Inside the rehearsals for Eugene Onegin:
Irina Shishkova (Olga)
Tchaikovsky’s Eugene Onegin occupies a unique position in Russian culture: its universal popularity takes nothing away from its multitude of meanings and inexhaustible potential for new interpretations. Everyone sees the story from their own viewpoint: viewers’ relationships with the characters and their choices and fate vary depending on their age, emotional experience, and intrinsic maturity. It was interesting to talk to those involved in the new production of Onegin and try to understand how the performers and members of the production team are interpreting Vasily Barkhatov’s directorial vision, especially as in his production, individual roles have been painstakingly written not only for the main performers, but also for the members of the choir and the extras.
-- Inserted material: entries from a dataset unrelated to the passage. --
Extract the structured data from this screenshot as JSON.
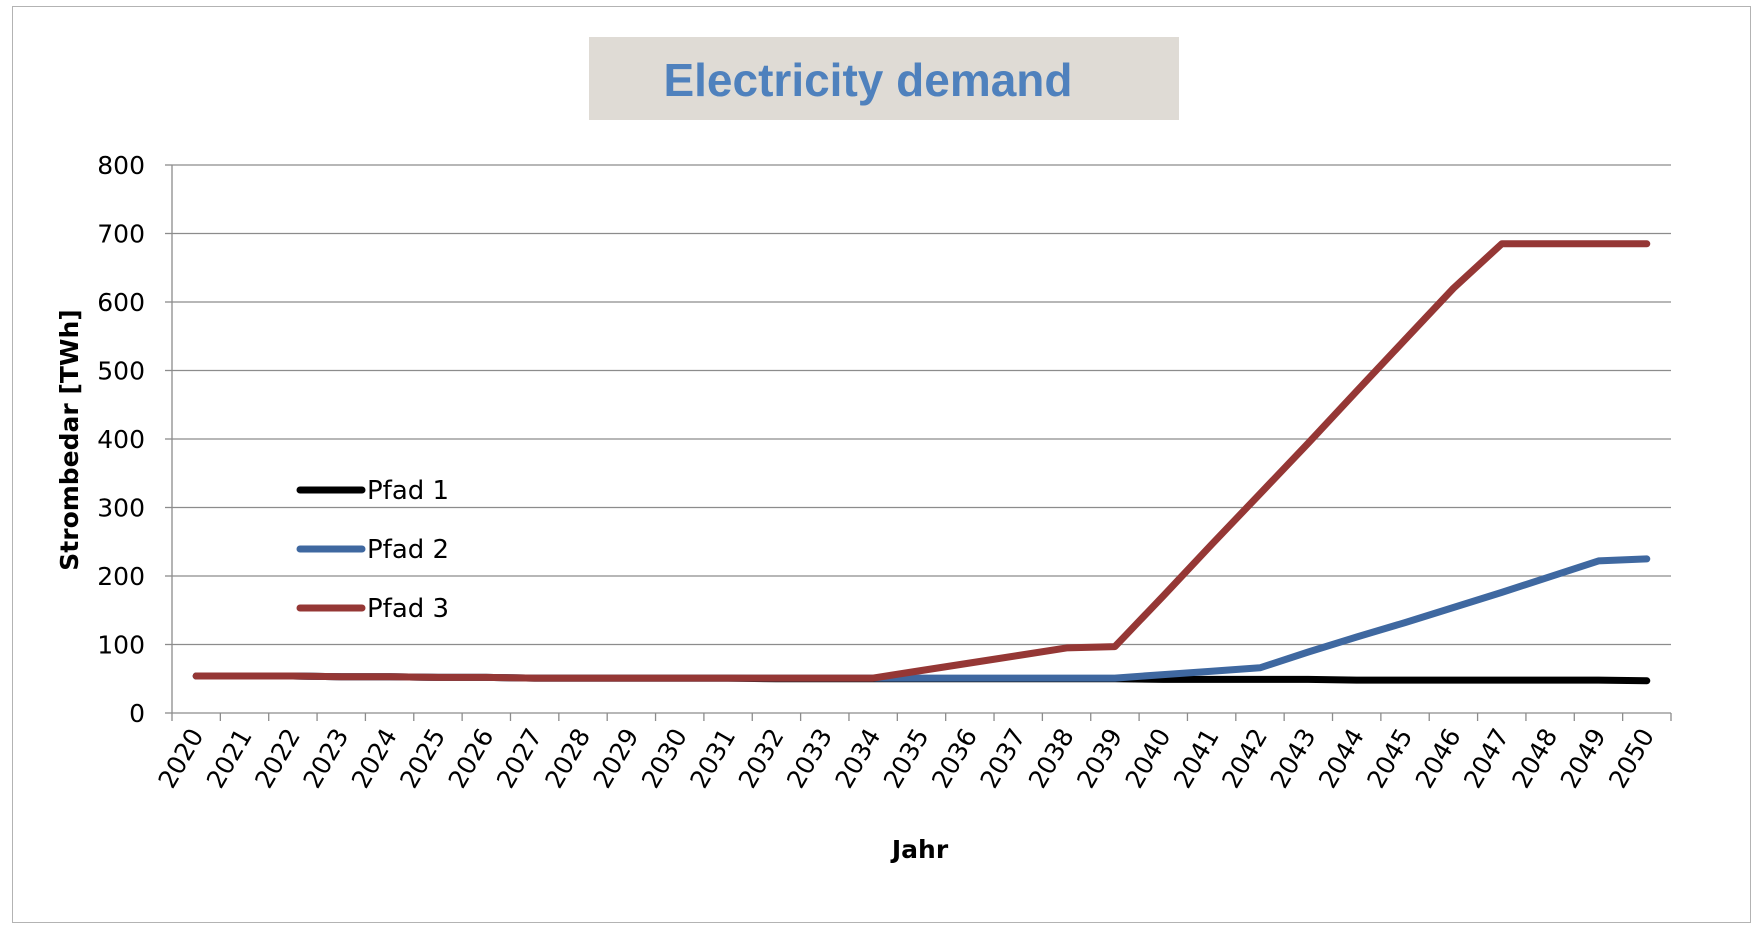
{
  "chart_data": {
    "type": "line",
    "title": "Electricity demand",
    "xlabel": "Jahr",
    "ylabel": "Strombedar  [TWh]",
    "ylim": [
      0,
      800
    ],
    "yticks": [
      0,
      100,
      200,
      300,
      400,
      500,
      600,
      700,
      800
    ],
    "grid": true,
    "legend_position": "left",
    "categories": [
      "2020",
      "2021",
      "2022",
      "2023",
      "2024",
      "2025",
      "2026",
      "2027",
      "2028",
      "2029",
      "2030",
      "2031",
      "2032",
      "2033",
      "2034",
      "2035",
      "2036",
      "2037",
      "2038",
      "2039",
      "2040",
      "2041",
      "2042",
      "2043",
      "2044",
      "2045",
      "2046",
      "2047",
      "2048",
      "2049",
      "2050"
    ],
    "series": [
      {
        "name": "Pfad 1",
        "color": "#000000",
        "values": [
          54,
          54,
          54,
          53,
          53,
          52,
          52,
          51,
          51,
          51,
          51,
          51,
          50,
          50,
          50,
          50,
          50,
          50,
          50,
          50,
          49,
          49,
          49,
          49,
          48,
          48,
          48,
          48,
          48,
          48,
          47
        ]
      },
      {
        "name": "Pfad 2",
        "color": "#3f68a0",
        "values": [
          54,
          54,
          54,
          53,
          53,
          52,
          52,
          51,
          51,
          51,
          51,
          51,
          51,
          51,
          51,
          51,
          51,
          51,
          51,
          51,
          56,
          61,
          66,
          89,
          111,
          132,
          154,
          176,
          199,
          222,
          225
        ]
      },
      {
        "name": "Pfad 3",
        "color": "#953735",
        "values": [
          54,
          54,
          54,
          53,
          53,
          52,
          52,
          51,
          51,
          51,
          51,
          51,
          51,
          51,
          51,
          62,
          73,
          84,
          95,
          97,
          171,
          246,
          320,
          394,
          470,
          545,
          620,
          685,
          685,
          685,
          685
        ]
      }
    ]
  }
}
Over several weeks of rehearsals, those involved in the performance must adapt their personal relationship to the opera, founded on their experience of performing previous stagings of the work, to the latest approach. Vasily Barkhatov sees Onegin as a subtle psychological drama, drawing on the fact that Tchaikovsky was a contemporary of Chekhov. The director’s method for untangling the meanings hidden within the opera does not require a precise setting in terms of the period or the social context; the correct degree of conventionalism allows both the nature of the emotions and the pressure points of society to come further to the fore. Anyone interested in the upcoming premiere will be able to find out the myriad opinions of the performers and uncover how they develop under the influence of the director’s vision in their daily rehearsals.
The part of Olga is played by Irina Shishkova:
“The Olga in this production is completely different from the Olga in Andriy Zholdak’s version. Indeed, she seems more like one of Chekhov’s Three Sisters. My heroine lives with her sister, Tanya, who is always reading, feeling sorry for herself, and dreaming; with a nanny; and with their mother, who inhabits the world of her memories. All four women are unhappy in their own way, and have to endure one another’s presence in a single country home. At one point, a group of drunken peasants arrives and almost destroys the house. Olga is terrified: she cries her eyes out and breaks any cup that ends up in her hands, and her instinctive wish is to jump on her bicycle and pedal as fast as she can away from this madhouse. My heroine expects decisive action from Lensky — an embrace, a proposal, or an escape — but he just reads her poems, all of the same highly dubious artistic merit.”